2. Open our hearts more.
I subtitled this one: LOVE without ceasing. In order to act with compassion, we need to look at that person and decide to love them. We need to cast our negativity aside and open our hearts to helping them. As Dr. King stated (and I paraphrase), dark cannot drive out dark, only light can do that. Hate cannot drive out hate, only love can do that.
3. Actively listen and (attempt to) understand individual struggles.
Some of us may never know what it's like to lose parents at a young age, to lose children, to be raped, or beaten, or ignored. We may never know the realities of war or loss of limbs or bad health issues. Those of us trying to practice compassion MUST take the time to ACTIVELY listen. That does not mean listening and ignoring or nodding our heads throughout. That means to engage that person and ask questions or give comfort while attempting to understand that person's struggles. When we do that, we act with compassion and open the door for that person to realize they are important and loved.
4. Do good works selflessly.
Acting with compassion sometimes means stepping up and helping out. It can be as simple as direct eye contact and a smile, holding a door open, or picking up something that fell out of someone's purse or shopping cart. Recently, my daughter and I were at Joann's Fabrics and a mother was there with an infant in a car seat in one cart, another cart piled with fabric, and a toddler. The toddler started grabbing stickers off a hook on an end cap and dropping them on the floor. The mother saw this and gently grabbed her daughter away.
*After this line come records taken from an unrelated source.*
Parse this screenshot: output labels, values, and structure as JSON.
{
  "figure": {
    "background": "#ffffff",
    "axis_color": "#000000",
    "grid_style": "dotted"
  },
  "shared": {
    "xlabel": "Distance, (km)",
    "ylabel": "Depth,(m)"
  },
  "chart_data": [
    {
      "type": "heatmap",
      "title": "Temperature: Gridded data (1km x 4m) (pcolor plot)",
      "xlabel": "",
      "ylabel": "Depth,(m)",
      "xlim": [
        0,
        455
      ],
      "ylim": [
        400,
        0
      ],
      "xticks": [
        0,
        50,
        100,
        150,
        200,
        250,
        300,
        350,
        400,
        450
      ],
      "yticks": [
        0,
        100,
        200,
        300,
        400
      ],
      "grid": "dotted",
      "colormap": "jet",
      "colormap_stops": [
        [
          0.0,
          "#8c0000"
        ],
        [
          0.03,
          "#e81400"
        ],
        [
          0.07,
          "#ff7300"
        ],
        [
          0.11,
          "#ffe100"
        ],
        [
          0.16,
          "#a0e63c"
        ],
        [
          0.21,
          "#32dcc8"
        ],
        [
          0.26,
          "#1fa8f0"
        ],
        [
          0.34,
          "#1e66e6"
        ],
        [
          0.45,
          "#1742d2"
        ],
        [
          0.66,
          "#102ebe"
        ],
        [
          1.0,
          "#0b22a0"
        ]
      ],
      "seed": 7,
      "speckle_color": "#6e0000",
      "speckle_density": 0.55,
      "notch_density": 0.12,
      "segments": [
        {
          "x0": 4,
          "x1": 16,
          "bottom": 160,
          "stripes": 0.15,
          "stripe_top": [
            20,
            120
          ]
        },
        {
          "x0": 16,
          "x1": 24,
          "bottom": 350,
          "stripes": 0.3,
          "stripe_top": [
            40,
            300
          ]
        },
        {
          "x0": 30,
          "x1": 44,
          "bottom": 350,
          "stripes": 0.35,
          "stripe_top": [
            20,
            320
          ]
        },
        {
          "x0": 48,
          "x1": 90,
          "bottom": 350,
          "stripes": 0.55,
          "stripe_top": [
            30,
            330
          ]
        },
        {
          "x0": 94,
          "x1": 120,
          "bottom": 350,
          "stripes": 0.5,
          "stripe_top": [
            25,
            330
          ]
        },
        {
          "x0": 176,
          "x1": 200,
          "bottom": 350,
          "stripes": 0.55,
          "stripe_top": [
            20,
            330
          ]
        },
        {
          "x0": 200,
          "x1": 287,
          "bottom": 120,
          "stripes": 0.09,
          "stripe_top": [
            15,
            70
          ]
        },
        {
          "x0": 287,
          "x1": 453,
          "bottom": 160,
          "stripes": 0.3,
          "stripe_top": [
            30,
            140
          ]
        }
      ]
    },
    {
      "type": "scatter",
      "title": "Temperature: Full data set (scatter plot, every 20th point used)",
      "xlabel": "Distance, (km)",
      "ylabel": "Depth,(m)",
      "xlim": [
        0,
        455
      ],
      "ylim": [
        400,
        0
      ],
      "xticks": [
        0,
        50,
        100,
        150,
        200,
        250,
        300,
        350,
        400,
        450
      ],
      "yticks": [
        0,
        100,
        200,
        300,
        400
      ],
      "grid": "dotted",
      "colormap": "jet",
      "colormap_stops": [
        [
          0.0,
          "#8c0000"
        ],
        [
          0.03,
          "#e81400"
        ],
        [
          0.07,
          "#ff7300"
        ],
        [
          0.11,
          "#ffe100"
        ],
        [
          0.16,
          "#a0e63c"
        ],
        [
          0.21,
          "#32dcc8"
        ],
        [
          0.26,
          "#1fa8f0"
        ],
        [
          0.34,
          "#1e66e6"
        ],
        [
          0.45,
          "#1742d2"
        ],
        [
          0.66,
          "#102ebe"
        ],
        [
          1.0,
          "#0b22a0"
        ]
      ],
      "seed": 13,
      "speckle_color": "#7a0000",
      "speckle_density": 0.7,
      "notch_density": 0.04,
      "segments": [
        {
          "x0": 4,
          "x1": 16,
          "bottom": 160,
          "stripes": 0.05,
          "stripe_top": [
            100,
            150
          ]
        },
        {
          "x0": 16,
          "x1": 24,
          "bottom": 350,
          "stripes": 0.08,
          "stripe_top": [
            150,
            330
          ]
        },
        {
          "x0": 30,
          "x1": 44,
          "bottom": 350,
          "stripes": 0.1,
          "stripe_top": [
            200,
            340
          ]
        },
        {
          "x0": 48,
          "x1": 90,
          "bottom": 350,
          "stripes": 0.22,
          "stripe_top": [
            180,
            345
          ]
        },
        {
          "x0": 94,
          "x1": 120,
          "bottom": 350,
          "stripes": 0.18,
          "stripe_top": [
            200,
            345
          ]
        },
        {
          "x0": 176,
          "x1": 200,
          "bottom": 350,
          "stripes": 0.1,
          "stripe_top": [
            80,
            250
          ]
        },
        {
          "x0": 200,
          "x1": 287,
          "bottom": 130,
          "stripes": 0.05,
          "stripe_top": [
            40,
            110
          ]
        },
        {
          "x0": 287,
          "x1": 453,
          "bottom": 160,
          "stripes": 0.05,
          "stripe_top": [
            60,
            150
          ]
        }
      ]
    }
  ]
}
I immediately nudged my daughter and she picked up every one of those sticker pages and hung them up, without question. Doing good isn't always a grand gesture. Doing them selflessly is important, because even though doing good works does foster good feelings and a sense of accomplishment, our main goal shouldn't be to boost ourselves, but to uplift others. This is a great example of compassion in action.
5. Speak directly and sensitively.
This one can be difficult to do as well. Part of acting with compassion is being sensitive to the person you are talking with and actively listening to. We must be sure that they hear and understand that we have taken their humanity into account. Speaking directly is an act of compassion as well. This means that we are trying to direct them to better choices while also realizing that they are adults who get to make the final decision.
Do you have anything to add to this list? Compassion is something that we need to foster in our youth and I feel it is sorely needed in today's world. When we have refugees drowning while trying to flee murderous religious tyranny and LGBT individuals killing themselves at an ever increasing rate and people hating others based on their occupations, or color, or religion, we have a society lacking compassion and empathy. Please, act with compassion, and encourage others to do the same. LOVE (and pray) without ceasing.